My experience with Marie and Wendell was quite different. To my knowledge, Dad was alive and well in upstate New York. Losing the woman who tried to murder him hadn't killed him. Two years on Riker's Island and seventeen years in state prison hadn't done it either. Not even the state of New York had been able to kill Wendell Eriksson.

"So what happened to your dad?" I let my fingers dance along the back of his hand. Warm skin, sinew beneath leapt a little at the light touch.

"He went up into the mountains and died."

"Suicide?" Such a dire question deserved soft and reverent utterance.

"Not actively. He wasn't found for a long time."

"I'm so sorry, Todd."

"Yeah," he said. "I was really close to my father. More than Mom, I think. Don't get me wrong. I loved her dearly and worshipped the ground she walked on. But there's something about fathers and sons."

"Fathers and daughters too," I spoke softly. Missing Wendell had been on my mind almost every second of every day for the past two years. I felt him inside me, a living, breathing entity that spoke his words of wisdom to guide me through life's deepest pain. By the average person's standard, my father was the embodiment of pure evil. To me, he was the father who loved me, who brushed away my tears and kissed scraped knees.

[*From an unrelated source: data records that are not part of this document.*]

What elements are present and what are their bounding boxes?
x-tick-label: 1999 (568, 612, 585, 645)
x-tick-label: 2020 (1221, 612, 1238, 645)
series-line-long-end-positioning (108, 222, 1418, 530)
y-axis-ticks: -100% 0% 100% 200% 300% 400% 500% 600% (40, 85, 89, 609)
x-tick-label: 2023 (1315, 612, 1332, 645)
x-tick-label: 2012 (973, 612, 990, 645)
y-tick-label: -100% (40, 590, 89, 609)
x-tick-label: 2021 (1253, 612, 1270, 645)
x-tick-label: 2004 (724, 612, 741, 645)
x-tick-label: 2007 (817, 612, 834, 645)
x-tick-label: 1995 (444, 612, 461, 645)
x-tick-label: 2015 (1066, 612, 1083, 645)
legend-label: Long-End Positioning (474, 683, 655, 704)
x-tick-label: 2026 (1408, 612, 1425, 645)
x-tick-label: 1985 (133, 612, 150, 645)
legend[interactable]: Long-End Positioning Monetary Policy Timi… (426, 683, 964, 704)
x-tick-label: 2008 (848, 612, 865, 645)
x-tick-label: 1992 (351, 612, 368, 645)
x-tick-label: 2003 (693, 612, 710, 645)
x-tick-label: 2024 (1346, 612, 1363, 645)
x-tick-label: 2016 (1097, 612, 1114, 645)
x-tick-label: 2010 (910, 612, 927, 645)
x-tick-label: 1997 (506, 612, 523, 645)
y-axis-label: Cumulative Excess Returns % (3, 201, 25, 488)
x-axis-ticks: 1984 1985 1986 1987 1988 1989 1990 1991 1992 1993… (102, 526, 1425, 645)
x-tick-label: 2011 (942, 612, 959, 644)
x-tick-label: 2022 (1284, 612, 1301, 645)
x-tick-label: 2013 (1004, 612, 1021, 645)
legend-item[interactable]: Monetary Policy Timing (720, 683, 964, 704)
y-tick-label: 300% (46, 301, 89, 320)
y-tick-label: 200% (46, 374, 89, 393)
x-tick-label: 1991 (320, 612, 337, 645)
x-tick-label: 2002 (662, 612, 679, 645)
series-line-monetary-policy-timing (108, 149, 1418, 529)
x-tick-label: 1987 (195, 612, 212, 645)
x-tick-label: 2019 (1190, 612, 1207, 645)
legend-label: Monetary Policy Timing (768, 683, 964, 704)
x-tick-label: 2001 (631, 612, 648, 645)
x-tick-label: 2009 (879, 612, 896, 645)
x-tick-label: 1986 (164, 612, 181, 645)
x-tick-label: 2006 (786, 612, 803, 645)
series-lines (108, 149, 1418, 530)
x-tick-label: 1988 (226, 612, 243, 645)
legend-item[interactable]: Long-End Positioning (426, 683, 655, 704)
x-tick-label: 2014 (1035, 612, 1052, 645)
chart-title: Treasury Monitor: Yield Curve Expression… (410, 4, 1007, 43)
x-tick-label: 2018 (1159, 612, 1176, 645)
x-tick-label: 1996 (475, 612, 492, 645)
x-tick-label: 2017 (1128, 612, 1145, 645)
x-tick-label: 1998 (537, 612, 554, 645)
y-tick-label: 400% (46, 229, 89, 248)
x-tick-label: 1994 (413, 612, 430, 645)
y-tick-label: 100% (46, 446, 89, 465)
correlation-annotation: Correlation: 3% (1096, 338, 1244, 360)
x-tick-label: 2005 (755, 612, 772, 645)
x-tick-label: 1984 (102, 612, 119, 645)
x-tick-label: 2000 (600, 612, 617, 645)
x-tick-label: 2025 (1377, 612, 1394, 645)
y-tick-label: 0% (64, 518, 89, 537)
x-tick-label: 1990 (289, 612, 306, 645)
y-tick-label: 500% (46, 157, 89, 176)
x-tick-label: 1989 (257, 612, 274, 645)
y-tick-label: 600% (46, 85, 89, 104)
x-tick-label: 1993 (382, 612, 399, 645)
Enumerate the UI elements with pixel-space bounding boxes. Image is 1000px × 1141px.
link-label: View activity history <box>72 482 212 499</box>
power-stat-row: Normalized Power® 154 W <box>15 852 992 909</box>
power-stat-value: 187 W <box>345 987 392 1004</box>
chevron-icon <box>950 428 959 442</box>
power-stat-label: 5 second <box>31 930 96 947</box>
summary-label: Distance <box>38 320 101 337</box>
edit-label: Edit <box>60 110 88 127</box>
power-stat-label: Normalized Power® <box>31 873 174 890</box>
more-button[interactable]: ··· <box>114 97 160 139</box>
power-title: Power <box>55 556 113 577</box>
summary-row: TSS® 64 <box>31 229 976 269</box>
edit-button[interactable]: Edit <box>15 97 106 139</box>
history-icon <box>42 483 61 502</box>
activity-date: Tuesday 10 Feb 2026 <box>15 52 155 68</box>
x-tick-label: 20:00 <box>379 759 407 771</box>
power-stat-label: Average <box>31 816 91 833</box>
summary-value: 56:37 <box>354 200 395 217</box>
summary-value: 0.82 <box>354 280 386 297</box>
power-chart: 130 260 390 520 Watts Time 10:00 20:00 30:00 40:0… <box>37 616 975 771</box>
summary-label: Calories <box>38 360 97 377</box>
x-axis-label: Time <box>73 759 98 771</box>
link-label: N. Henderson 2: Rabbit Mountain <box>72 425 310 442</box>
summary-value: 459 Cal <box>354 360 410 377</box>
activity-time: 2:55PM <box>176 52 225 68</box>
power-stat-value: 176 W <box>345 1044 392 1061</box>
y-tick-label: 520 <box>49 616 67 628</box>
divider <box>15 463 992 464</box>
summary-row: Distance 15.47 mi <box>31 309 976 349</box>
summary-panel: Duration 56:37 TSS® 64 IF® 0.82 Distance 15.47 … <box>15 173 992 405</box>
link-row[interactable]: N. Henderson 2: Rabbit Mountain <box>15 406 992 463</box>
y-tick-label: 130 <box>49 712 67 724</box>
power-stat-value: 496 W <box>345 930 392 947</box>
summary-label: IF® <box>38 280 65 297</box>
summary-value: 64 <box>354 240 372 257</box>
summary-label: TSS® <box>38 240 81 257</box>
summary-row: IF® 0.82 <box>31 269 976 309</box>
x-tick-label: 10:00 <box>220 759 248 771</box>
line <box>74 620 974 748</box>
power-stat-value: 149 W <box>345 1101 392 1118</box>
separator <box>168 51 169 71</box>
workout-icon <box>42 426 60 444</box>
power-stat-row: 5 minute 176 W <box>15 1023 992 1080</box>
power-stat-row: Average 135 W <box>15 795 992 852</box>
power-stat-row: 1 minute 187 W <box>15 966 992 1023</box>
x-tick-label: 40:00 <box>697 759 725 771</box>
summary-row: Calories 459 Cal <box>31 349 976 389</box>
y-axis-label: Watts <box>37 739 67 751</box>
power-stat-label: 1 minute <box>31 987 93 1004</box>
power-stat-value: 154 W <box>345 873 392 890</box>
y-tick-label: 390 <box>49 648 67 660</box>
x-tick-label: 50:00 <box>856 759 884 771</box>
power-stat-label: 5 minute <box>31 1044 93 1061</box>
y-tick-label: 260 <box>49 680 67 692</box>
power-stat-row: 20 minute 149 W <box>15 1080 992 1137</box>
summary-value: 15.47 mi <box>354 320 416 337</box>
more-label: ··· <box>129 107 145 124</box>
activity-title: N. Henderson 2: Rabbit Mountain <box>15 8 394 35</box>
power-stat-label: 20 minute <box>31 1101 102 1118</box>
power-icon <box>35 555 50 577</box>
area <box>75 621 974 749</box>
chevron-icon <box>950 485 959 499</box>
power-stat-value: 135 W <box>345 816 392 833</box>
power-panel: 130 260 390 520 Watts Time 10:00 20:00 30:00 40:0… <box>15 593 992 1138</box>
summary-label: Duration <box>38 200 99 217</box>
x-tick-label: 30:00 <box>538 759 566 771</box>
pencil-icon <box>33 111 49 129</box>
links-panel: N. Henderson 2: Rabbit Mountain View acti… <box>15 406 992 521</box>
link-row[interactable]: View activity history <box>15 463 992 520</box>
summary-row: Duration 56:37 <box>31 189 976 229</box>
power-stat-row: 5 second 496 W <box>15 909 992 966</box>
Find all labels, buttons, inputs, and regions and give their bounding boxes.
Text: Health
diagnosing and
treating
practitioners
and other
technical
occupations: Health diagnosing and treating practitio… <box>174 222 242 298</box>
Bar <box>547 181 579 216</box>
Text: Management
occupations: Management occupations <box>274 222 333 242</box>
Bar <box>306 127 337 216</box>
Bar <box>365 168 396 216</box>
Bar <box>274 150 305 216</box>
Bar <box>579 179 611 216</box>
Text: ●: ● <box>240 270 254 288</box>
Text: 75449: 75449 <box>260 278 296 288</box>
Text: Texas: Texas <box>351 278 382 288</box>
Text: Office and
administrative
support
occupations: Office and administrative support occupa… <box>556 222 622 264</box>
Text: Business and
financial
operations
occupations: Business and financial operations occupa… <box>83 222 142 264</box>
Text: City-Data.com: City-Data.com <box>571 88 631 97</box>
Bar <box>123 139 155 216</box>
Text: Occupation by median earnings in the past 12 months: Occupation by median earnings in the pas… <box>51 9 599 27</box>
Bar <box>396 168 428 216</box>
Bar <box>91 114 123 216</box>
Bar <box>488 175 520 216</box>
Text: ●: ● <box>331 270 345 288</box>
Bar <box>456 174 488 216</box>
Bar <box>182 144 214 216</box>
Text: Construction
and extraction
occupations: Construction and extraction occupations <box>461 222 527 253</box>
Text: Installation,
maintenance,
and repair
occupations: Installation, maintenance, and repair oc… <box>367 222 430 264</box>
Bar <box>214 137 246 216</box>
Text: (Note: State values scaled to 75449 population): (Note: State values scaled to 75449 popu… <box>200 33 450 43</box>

He imparted the wisdom of a lifetime, even if his moral code was twisted when compared to the norm of society. 

His fingers threaded through mine. "You were close to him?"

I nodded. "Sometimes I miss him so much I feel like I would do anything to be with him again."

"You mean..."

"No, I'm not suicidal." And it would literally be suicide to show up at Attica for a face-to-face with my father. "I only wish that things had been different."

"What about your mother?"

I shrugged. "We weren't close. Not like I was with Dad. My mother was very religious." A contradiction that bordered on obscene if I thought about it too much. Off robbing armored cars by night, typing up the church newsletter by day. 

"And your dad?"

"He loved science." Insert forensic natural. My dad could cover his tracks from the best of the best. "And he put his foot down with my mom when it came to exposing me to all of her superstitious stuff."